Seanad debates

Wednesday, 10 June 2015

10:30 am

Photo of Aideen HaydenAideen Hayden (Labour) | Oireachtas source

On the issue of lead pipes, which came to public attention a short while ago, there is an implication in some of the media reports that Irish Water discovered the problem and wrote to 28,000 households to advise that they had lead pipes that are a health hazard. I find it somewhat disturbing. It is my understanding that lead piping was used to supply households up to the 1970s and even up to the 1980s. This should be the subject of an inquiry, perhaps by the Oireachtas Joint Committee on Environment, Culture and the Gaeltacht. The damage done by lead in the water system has been known for decades.

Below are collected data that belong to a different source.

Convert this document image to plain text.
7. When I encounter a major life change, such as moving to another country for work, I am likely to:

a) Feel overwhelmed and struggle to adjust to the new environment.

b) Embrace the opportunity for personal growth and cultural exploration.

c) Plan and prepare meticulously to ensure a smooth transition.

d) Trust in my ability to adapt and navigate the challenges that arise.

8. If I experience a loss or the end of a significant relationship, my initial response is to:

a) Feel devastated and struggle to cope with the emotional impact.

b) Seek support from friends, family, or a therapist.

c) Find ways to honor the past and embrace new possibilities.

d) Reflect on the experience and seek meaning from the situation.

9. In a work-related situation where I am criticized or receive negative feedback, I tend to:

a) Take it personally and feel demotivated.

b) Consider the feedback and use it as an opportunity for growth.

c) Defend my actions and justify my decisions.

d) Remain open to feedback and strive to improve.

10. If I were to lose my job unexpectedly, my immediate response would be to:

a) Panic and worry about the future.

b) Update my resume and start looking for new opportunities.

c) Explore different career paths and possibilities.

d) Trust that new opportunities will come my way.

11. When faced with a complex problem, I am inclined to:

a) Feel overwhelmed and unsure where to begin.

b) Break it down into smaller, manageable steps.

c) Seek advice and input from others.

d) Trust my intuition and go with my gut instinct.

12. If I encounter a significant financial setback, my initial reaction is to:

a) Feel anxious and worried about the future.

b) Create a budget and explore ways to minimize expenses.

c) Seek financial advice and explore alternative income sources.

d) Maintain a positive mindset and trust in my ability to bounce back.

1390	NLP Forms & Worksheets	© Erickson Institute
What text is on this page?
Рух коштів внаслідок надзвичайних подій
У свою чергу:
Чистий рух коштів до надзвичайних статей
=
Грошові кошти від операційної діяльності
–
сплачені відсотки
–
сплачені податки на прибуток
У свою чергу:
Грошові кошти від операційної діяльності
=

It is linked to development issues in children and is also linked to kidney problems, cancer and even to dementia.

I wonder about the role of the Department of the Environment, Community and Local Government back in the 1970s and 1980s, and indeed the 1990s and 2000s, when it must have been known that local authorities were installing lead piping in the country even though it was known to be a health hazard.

There is an issue of accountability of local authorities and an issue of the accountability of the Department of the Environment, Community and Local Government. Why should it be down to householders to put their hands deep into their pockets to pay for this? That local authorities might be held accountable for doing something that was damaging to public health when they knew better is worthy of investigation.

The ESRI has warned the Government against putting €1.5 billion of a budget boost back into the economy. The good news is that it is lauding the economy's performance and noted that we would have a growth rate of 4% next year and 3.5% the following year, accompanied by significant drops in unemployment - down to 8.3% by 2016. All of this proves that the Government has succeeded significantly in turning the economy around.

I do not accept its advice to Government that we should put our hands in our pockets and let the economy do its job. I do not think the ESRI is aware that this Government and the previous one were forced to take significant amounts of money out of public services that impacted on some of the most vulnerable people in Irish society despite our best efforts to try to preserve basic rates of social welfare. In particular we owe it to people who suffer from disability, for example, who need resources put back into the health budget as my colleague on the other side of the House has said. We also need to support those who need housing, who need education and people with young families who, we know, have suffered from what has happened to this country over many years.

I agree that we should not under any circumstances lead the country into another bubble, but we must restore public services and we can do so without fuelling private debt and without bringing the country into a situation of crisis.